I have been too busy moving into a new apartment to blog, so I'm going to post an old writing exercise from three years ago, dedicated to Imperatrice pulcherrima Africae occidentalis. It's about memory. I refer to Donald Revell, the great poet and teacher with whom I was fortunate enough to take a workshop at the University of Utah.



What I Have Forgotten

For Romell

What I have forgotten… a theme that can’t help begging the question. If I have forgotten it, I can’t possibly state it here. Donald Revell would not approve. He’d say claiming to state, in a poem, something that one has forgotten would be dishonest. So to imagine what one has forgotten one would have to engage in some Zen-like exercise in order to imagine what is not there, to achieve the blankness of lost memory, the pure white cleanliness of the tabula rasa or the lightless black of a totally closed room. It is said the accustomed eye can detect a single photon; we must imagine a room without even a particle of memory. Tough.

Perhaps that’s the wrong approach. Loss of memory leaves at times a track, a sfumato trace that hints at itself without arriving at definition or identity. That maddening feeling that a song title or film director’s name is on the tip of one’s tongue, on the Zeno Express: the train that is coming but never actually arrives at the station. A powerful knowledge of absence with tantalizing hints that are never enough.

Plato, despairing at the impossibility of ever learning something new, at the mind ever apprehending something that was completely unfamiliar but that would eventually fold into its landscape, decided that all knowledge was remembering. Souls would transmigrate, learning was the rediscovery of what one knew in a previous incarnation.

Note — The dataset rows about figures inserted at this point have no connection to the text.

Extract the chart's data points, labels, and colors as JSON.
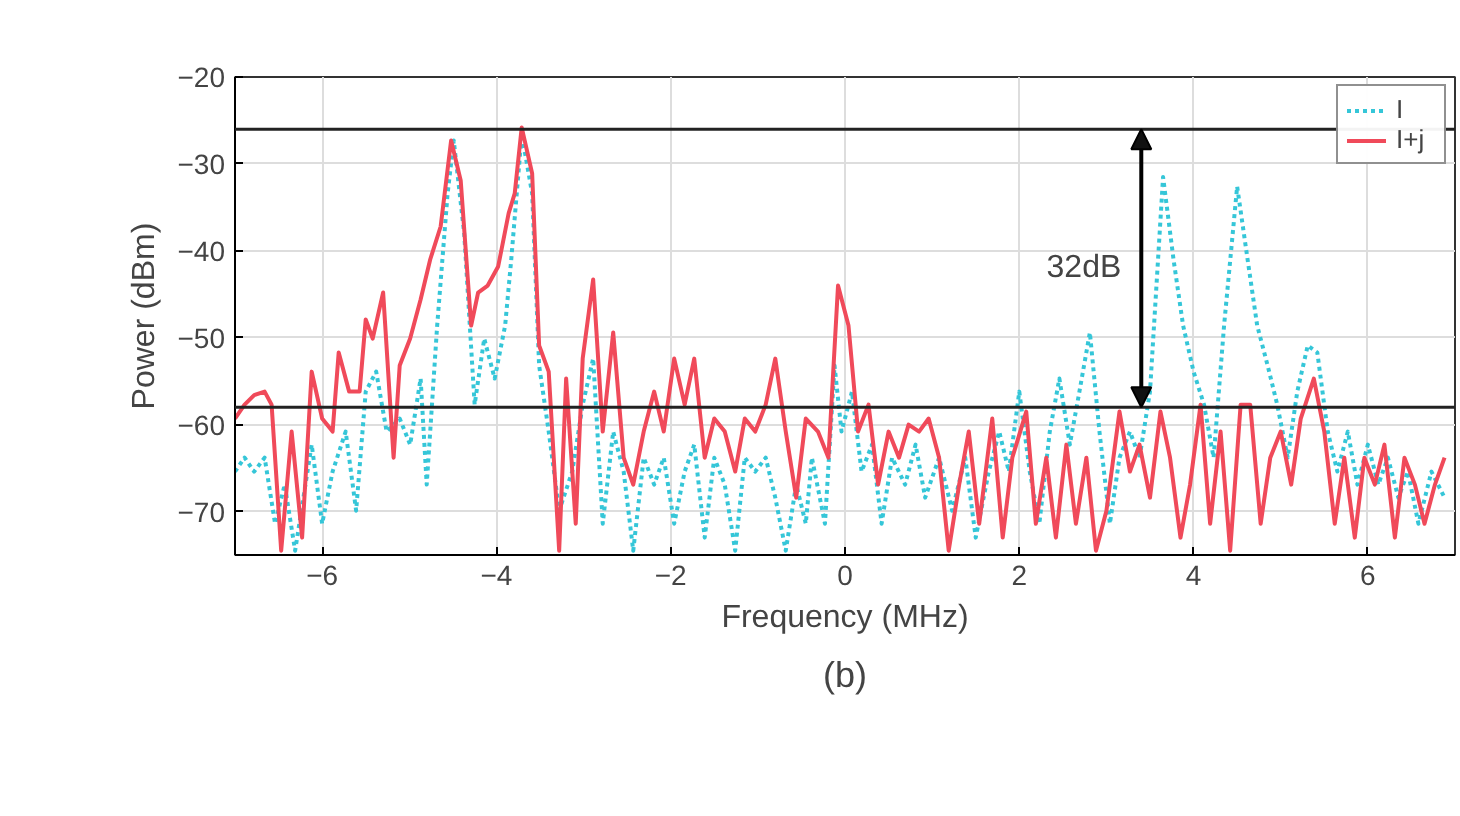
{
  "chart_data": {
    "type": "line",
    "xlabel": "Frequency (MHz)",
    "ylabel": "Power (dBm)",
    "xlim": [
      -7,
      7
    ],
    "ylim": [
      -75,
      -20
    ],
    "xticks": [
      -6,
      -4,
      -2,
      0,
      2,
      4,
      6
    ],
    "yticks": [
      -70,
      -60,
      -50,
      -40,
      -30,
      -20
    ],
    "grid": true,
    "legend": "top right",
    "marker": "none",
    "annotations": [
      "32dB",
      "(b)"
    ],
    "ref_lines": [
      {
        "axis": "y",
        "value": -26
      },
      {
        "axis": "y",
        "value": -58
      }
    ],
    "series": [
      {
        "name": "I",
        "color": "#35c6d8",
        "line_style": "dotted",
        "x": [
          -7.0,
          -6.89,
          -6.78,
          -6.66,
          -6.54,
          -6.43,
          -6.31,
          -6.12,
          -6.0,
          -5.88,
          -5.73,
          -5.61,
          -5.5,
          -5.38,
          -5.26,
          -5.11,
          -4.99,
          -4.87,
          -4.8,
          -4.68,
          -4.56,
          -4.49,
          -4.37,
          -4.25,
          -4.14,
          -4.02,
          -3.9,
          -3.83,
          -3.71,
          -3.59,
          -3.51,
          -3.4,
          -3.28,
          -3.13,
          -3.01,
          -2.89,
          -2.78,
          -2.66,
          -2.54,
          -2.43,
          -2.31,
          -2.19,
          -2.08,
          -1.96,
          -1.84,
          -1.73,
          -1.61,
          -1.5,
          -1.38,
          -1.26,
          -1.15,
          -1.03,
          -0.91,
          -0.8,
          -0.68,
          -0.56,
          -0.45,
          -0.38,
          -0.23,
          -0.12,
          -0.04,
          0.08,
          0.19,
          0.31,
          0.42,
          0.54,
          0.69,
          0.81,
          0.92,
          1.08,
          1.23,
          1.38,
          1.5,
          1.65,
          1.77,
          1.88,
          2.0,
          2.12,
          2.23,
          2.35,
          2.46,
          2.58,
          2.69,
          2.81,
          2.92,
          3.04,
          3.15,
          3.27,
          3.38,
          3.5,
          3.65,
          3.77,
          3.88,
          4.0,
          4.12,
          4.23,
          4.35,
          4.5,
          4.62,
          4.73,
          4.85,
          4.96,
          5.08,
          5.19,
          5.31,
          5.42,
          5.54,
          5.65,
          5.77,
          5.88,
          6.0,
          6.12,
          6.23,
          6.35,
          6.46,
          6.58,
          6.73,
          6.88
        ],
        "values": [
          -65.4,
          -63.8,
          -65.4,
          -63.8,
          -71.4,
          -66.9,
          -74.5,
          -62.3,
          -71.4,
          -65.4,
          -60.8,
          -69.9,
          -56.2,
          -53.9,
          -60.8,
          -59.3,
          -62.3,
          -54.7,
          -66.9,
          -48.6,
          -33.4,
          -27.3,
          -38,
          -57.7,
          -50.1,
          -54.7,
          -48.6,
          -41,
          -26.6,
          -33.4,
          -53.2,
          -60.8,
          -69.9,
          -65.4,
          -57.7,
          -52.4,
          -71.4,
          -60.8,
          -65.4,
          -74.5,
          -63.8,
          -66.9,
          -63.8,
          -71.4,
          -65.4,
          -62.3,
          -73,
          -63.8,
          -66.9,
          -74.5,
          -63.8,
          -65.4,
          -63.8,
          -68.4,
          -74.5,
          -66.9,
          -71.4,
          -63.8,
          -71.4,
          -53.2,
          -60.8,
          -56.2,
          -65.4,
          -62.3,
          -71.4,
          -63.8,
          -66.9,
          -62.3,
          -68.4,
          -63.8,
          -69.9,
          -63.8,
          -73,
          -65.4,
          -60.8,
          -65.4,
          -56.2,
          -65.4,
          -71.4,
          -60.8,
          -54.7,
          -62.3,
          -56.2,
          -49.4,
          -60.8,
          -71.4,
          -63.8,
          -60.8,
          -63.8,
          -56.2,
          -31.5,
          -41,
          -48.6,
          -53.9,
          -57.7,
          -63.8,
          -48.6,
          -32.6,
          -41,
          -48.6,
          -53.2,
          -57.7,
          -63.8,
          -56.2,
          -50.9,
          -51.7,
          -60.8,
          -65.4,
          -60.8,
          -66.9,
          -62.3,
          -66.9,
          -63.8,
          -68.4,
          -65.4,
          -71.4,
          -65.4,
          -68.4
        ]
      },
      {
        "name": "I+j",
        "color": "#f04a5a",
        "line_style": "solid",
        "x": [
          -7.0,
          -6.89,
          -6.78,
          -6.66,
          -6.58,
          -6.47,
          -6.35,
          -6.23,
          -6.12,
          -6.0,
          -5.88,
          -5.81,
          -5.69,
          -5.57,
          -5.5,
          -5.42,
          -5.3,
          -5.18,
          -5.11,
          -4.99,
          -4.87,
          -4.76,
          -4.64,
          -4.52,
          -4.41,
          -4.29,
          -4.21,
          -4.1,
          -3.98,
          -3.86,
          -3.79,
          -3.71,
          -3.59,
          -3.51,
          -3.4,
          -3.28,
          -3.2,
          -3.09,
          -3.01,
          -2.89,
          -2.78,
          -2.66,
          -2.54,
          -2.43,
          -2.31,
          -2.19,
          -2.08,
          -1.96,
          -1.84,
          -1.73,
          -1.61,
          -1.5,
          -1.38,
          -1.26,
          -1.15,
          -1.03,
          -0.91,
          -0.8,
          -0.68,
          -0.56,
          -0.45,
          -0.31,
          -0.19,
          -0.08,
          0.04,
          0.15,
          0.27,
          0.38,
          0.5,
          0.62,
          0.73,
          0.85,
          0.96,
          1.08,
          1.19,
          1.31,
          1.42,
          1.54,
          1.69,
          1.81,
          1.92,
          2.08,
          2.19,
          2.31,
          2.42,
          2.54,
          2.65,
          2.77,
          2.88,
          3.0,
          3.15,
          3.27,
          3.38,
          3.5,
          3.62,
          3.73,
          3.85,
          3.96,
          4.08,
          4.19,
          4.31,
          4.42,
          4.54,
          4.65,
          4.77,
          4.88,
          5.0,
          5.12,
          5.23,
          5.38,
          5.5,
          5.62,
          5.73,
          5.85,
          5.96,
          6.08,
          6.19,
          6.31,
          6.42,
          6.54,
          6.65,
          6.77,
          6.88
        ],
        "values": [
          -59.3,
          -57.7,
          -56.6,
          -56.2,
          -57.7,
          -74.5,
          -60.8,
          -73,
          -53.9,
          -59.3,
          -60.8,
          -51.7,
          -56.2,
          -56.2,
          -47.9,
          -50.1,
          -44.8,
          -63.8,
          -53.2,
          -50.1,
          -45.6,
          -41,
          -37.2,
          -27.3,
          -31.9,
          -48.6,
          -44.8,
          -44,
          -41.8,
          -35.7,
          -33.4,
          -25.8,
          -31.1,
          -50.9,
          -53.9,
          -74.5,
          -54.7,
          -71.4,
          -52.4,
          -43.3,
          -60.8,
          -49.4,
          -63.8,
          -66.9,
          -60.8,
          -56.2,
          -60.8,
          -52.4,
          -57.7,
          -52.4,
          -63.8,
          -59.3,
          -60.8,
          -65.4,
          -59.3,
          -60.8,
          -57.7,
          -52.4,
          -60.8,
          -68.4,
          -59.3,
          -60.8,
          -63.8,
          -44,
          -48.6,
          -60.8,
          -57.7,
          -66.9,
          -60.8,
          -63.8,
          -60,
          -60.8,
          -59.3,
          -63.8,
          -74.5,
          -66.9,
          -60.8,
          -71.4,
          -59.3,
          -73,
          -63.8,
          -58.5,
          -71.4,
          -63.8,
          -73,
          -62.3,
          -71.4,
          -63.8,
          -74.5,
          -69.9,
          -58.5,
          -65.4,
          -62.3,
          -68.4,
          -58.5,
          -63.8,
          -73,
          -66.9,
          -57.7,
          -71.4,
          -60.8,
          -74.5,
          -57.7,
          -57.7,
          -71.4,
          -63.8,
          -60.8,
          -66.9,
          -59.3,
          -54.7,
          -60.8,
          -71.4,
          -63.8,
          -73,
          -63.8,
          -66.9,
          -62.3,
          -73,
          -63.8,
          -66.9,
          -71.4,
          -66.9,
          -63.8
        ]
      }
    ]
  }
}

It does beg the question, too, of the first bit of knowledge, but still it gives credence to the déjà vu feelings that spark up in everyday life, and when a woman one has just met seems knowable down to the core of her being and one feels also instantly known, it is reassuring to think we are just remembering, that what we are experiencing for the first time, apparently, is just what we have forgotten, rising to the surface of the sea of our existence after so many lifetimes of tired wandering.

1 comment:

lullaby said...

I forget remembering sometimes. but i never remember forgetting.

this piece is full of love. i like it.